2008年05月06日
寄稿夜間中学その日その日(1):守口夜間中学 白井善吾
「財政再建の美名のもと誇るべき“人権黒字県”として大阪が長年築き上げてきた、セーフティーネット部分を蹴散らす、PT案を断じて認めることはできない」「PT案は夜間中学生をはじめ関係者に丁寧な説明を行うこともせず、梯子を外すにひとしい行為ではないだろうか」と書かれた橋下財政「改革」の姿を夜間中学の現場から告発する。どうか読んでいただきい。夜間中学からの訴えを!
夜間中学のある日の出来事に関連させて、考えていることを書いていこうと思う。執筆者は持ち回りで,変わっていく。
夜間中学の就学援助制度
この2月就任した橋下大阪府知事は府債残高5兆円、年間約1000億円の財源不足を示し、大阪府の財政改革を行うと表明。7月までの暫定予算を決め、本格予算は8月以降に行うとして府改革プロジェクトチーム(PT)を発足させた。
4月11日PTは今年度1100億円の支出減、「35人学級の廃止」のPT案を発表した。
この中に夜間中学の就学援助制度、補食給食の府補助金そして識字教室の交流や、識字運動促進体制を担っている、おおさか識字・日本語センターの府の負担分を予算化しないなどが含まれていた。
財政再建の美名のもと誇るべき“人権黒字県”として大阪が長年築き上げてきた、セーフティーネット部分を蹴散らす、PT案を断じて認めることはできない。
夜間中学の就学援助制度は夜間中学生、卒業生、市民の運動によってこの大阪で創設された制度である。1969年大阪市の天王寺、岸和田市の岸城夜間中学が開校、翌年誕生した大阪市菅南(現・天満)夜間中学が開校した。
希望に燃えて入学したものの、学業と仕事の両立は難しく、休む夜間中学生も多く出てきた。とりわけ、一度行きたい!といっていた修学旅行も、費用も高く、会社を休んで参加しなければならないとの理由から不参加を表明する夜間中学生が多数あった。
どうすれば、参加できるか。当時の夜間中学生、教員は「やっぱり、修学旅行には参加したい」一人の呟きを大きな声、取り組みに組み立てていった。夜間中学生、卒業生、教職員、一般市民で組織された「夜間中学を育てる会」に問題提起、要求運動を展開した。

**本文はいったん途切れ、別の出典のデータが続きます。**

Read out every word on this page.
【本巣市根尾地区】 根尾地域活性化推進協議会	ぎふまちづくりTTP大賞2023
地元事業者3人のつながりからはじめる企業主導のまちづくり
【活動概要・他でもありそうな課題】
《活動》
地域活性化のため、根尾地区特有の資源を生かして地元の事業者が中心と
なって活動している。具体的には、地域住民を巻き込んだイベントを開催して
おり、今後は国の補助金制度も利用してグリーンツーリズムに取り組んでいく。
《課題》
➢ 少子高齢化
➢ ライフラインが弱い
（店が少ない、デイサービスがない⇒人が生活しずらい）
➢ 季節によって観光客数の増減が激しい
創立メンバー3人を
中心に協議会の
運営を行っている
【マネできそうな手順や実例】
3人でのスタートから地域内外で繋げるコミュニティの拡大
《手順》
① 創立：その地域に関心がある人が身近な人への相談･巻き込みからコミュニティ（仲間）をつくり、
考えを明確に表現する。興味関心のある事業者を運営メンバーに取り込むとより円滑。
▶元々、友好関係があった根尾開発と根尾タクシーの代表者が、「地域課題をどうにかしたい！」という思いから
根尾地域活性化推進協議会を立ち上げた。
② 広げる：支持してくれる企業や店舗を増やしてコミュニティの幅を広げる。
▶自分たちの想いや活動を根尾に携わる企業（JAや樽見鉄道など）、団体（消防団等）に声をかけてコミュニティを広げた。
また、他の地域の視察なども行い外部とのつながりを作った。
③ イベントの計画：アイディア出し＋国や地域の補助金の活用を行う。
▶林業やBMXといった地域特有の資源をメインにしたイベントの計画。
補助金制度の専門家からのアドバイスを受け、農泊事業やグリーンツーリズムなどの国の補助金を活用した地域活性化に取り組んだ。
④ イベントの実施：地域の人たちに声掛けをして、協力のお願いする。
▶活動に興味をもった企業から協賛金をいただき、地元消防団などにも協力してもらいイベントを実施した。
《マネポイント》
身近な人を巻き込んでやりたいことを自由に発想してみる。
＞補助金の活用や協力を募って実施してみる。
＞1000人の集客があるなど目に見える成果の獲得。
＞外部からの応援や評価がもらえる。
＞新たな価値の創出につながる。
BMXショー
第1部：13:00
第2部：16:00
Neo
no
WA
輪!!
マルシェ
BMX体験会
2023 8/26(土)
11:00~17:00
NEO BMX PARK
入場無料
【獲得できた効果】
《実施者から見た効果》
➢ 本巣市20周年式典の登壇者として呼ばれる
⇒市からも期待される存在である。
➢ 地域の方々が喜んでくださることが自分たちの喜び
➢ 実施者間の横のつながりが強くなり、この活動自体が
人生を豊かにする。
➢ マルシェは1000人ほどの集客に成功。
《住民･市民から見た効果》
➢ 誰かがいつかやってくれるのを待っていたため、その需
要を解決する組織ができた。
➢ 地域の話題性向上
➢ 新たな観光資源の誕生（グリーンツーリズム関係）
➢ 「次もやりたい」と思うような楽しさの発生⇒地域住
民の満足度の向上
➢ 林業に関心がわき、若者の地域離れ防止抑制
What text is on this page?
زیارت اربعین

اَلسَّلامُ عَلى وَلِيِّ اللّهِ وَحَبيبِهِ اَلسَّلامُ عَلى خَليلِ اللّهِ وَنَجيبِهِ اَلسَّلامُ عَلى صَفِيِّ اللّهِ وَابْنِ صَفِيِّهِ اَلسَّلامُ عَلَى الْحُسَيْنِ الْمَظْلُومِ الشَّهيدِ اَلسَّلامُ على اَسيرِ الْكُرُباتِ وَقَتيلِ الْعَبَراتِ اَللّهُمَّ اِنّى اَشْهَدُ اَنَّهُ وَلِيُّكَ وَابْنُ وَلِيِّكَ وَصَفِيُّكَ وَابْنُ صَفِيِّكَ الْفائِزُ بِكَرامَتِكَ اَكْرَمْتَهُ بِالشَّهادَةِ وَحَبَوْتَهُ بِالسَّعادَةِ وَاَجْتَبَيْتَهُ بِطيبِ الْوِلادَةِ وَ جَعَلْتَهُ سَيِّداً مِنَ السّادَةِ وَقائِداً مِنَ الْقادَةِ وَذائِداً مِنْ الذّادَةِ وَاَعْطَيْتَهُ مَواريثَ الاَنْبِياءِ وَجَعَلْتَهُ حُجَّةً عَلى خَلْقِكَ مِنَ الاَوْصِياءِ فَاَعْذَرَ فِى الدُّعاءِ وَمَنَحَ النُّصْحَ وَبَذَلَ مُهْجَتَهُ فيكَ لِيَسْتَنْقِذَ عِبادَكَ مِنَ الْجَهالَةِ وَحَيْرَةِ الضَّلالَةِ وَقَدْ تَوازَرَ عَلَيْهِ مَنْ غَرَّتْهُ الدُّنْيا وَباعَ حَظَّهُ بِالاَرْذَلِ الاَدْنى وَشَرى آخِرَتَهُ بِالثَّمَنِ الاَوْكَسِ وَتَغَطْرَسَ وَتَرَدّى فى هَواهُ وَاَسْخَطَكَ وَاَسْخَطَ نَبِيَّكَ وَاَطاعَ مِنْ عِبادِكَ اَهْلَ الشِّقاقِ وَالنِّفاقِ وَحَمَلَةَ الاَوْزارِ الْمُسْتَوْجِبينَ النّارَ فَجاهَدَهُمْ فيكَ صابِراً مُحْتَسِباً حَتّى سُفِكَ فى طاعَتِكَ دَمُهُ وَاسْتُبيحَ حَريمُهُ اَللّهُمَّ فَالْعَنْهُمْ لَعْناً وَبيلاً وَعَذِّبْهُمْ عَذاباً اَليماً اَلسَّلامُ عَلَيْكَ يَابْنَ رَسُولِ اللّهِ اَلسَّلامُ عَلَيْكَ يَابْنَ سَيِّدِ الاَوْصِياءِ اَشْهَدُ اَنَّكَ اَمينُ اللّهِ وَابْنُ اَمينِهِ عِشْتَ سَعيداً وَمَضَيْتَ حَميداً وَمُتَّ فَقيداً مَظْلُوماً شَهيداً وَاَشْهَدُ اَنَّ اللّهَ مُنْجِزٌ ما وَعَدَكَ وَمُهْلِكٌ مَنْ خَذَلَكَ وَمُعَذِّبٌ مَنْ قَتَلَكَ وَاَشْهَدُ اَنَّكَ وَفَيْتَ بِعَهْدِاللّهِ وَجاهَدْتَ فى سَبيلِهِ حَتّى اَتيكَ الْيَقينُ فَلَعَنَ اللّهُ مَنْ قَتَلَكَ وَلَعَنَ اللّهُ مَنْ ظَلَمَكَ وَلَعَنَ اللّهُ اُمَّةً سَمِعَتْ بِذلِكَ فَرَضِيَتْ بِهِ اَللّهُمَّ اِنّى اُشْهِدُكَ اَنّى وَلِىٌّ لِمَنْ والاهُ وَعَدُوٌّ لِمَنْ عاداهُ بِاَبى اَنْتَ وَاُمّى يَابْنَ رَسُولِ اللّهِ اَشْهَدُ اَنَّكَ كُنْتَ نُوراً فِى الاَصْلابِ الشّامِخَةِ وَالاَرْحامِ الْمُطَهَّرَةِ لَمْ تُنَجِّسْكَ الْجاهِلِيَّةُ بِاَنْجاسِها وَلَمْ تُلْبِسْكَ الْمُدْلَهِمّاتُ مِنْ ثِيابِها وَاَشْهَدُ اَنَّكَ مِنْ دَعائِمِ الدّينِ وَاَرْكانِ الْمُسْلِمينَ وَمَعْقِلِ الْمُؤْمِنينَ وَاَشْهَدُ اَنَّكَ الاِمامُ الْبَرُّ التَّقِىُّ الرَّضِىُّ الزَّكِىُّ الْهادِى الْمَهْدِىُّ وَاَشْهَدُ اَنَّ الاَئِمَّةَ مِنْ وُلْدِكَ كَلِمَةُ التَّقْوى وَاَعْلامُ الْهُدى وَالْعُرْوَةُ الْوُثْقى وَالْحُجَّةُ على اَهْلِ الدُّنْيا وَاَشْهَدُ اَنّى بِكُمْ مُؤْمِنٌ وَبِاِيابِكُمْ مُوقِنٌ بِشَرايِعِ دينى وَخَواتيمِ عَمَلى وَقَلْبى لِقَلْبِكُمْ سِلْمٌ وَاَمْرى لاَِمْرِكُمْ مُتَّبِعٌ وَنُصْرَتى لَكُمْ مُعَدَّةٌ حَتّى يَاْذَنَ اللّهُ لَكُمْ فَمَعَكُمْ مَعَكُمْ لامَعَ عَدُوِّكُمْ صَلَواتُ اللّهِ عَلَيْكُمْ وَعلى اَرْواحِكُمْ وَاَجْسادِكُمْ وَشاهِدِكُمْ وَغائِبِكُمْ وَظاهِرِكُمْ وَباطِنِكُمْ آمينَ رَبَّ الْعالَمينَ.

学齢児童生徒の就学援助制度は 学用品・通学・修学旅行の費用を国と設置市区町村が1/2ずつ負担する制度である。文部省の回答は「夜間中学には国が負担の就学援助制度はない」「就学奨励に関する国の援助対象はあくまでも15歳までの学齢の児童生徒」との姿勢を崩さなかった。
「夜間中学生は学齢時に受けることのできなかった学習権を学齢を過ぎた今、行使しているんだ」「学習権は15歳を過ぎたらなくなるんですか」「留保していた権利を今行使しているんですよ」「学齢時、受けることができなかったのは誰の責任ですか」・・夜間中学生は国のかたくなな姿勢を論破していった。
一方で夜間中学を育てる会は大阪府にも夜間中学の教育条件の改善を要求して取り組みを展開した。昼の学校とは大きく異なる、夜間中学生の広域からの通学などを考慮し、国負担分を大阪府が負担するとする決断をおこなった。1972年2月16日、現行の夜間中学就学援助制度が決定した。
2008年3月府議会に提出された予算案は、今年度7月までの暫定予算で、就学援助、補食給食が“ゼロ”であることが明らかになって以来、このことは、夜間中学の根幹を揺るがす暴挙ととらえ、夜間中学生、教職員は2007年と同様の実施を求め、取り組みを始めた。
苦しい家計をやりくりして、学ぶ喜びをよりどころに、遠路広域から夜間中学に通学している。38歳をはるかに越えた、高齢者が多くを占める。
私たちは義務教育の完全保障を求めて、学齢を超えた年齢で今学んでいる。一方で夜間中学は昼の子どもたち、その保護者、高校生、大学生、社会人そして多くの学校の先生たちに夜間中学の学校公開を行い、夜間中学生は学びを、自分史を、日本の現代史の生き証人として、身を曝して、語りかけている。この観点から夜間中学の存在意義は大きく評価が進んでいるところである。
2005年9月、守口市教職員組合と大阪府教職員組合は夜間中学の就学援助制度の改善を文部科学省に働きかけるよう、大阪府教育委員会に申し入れを行っている。
PT案は夜間中学生をはじめ関係者に丁寧な説明を行うこともせず、梯子を外すにひとしい行為ではないだろうか。財政再建の美名のもと、セーフティーネット部分を蹴散らしてもいいものだろうか。再考を強く求める。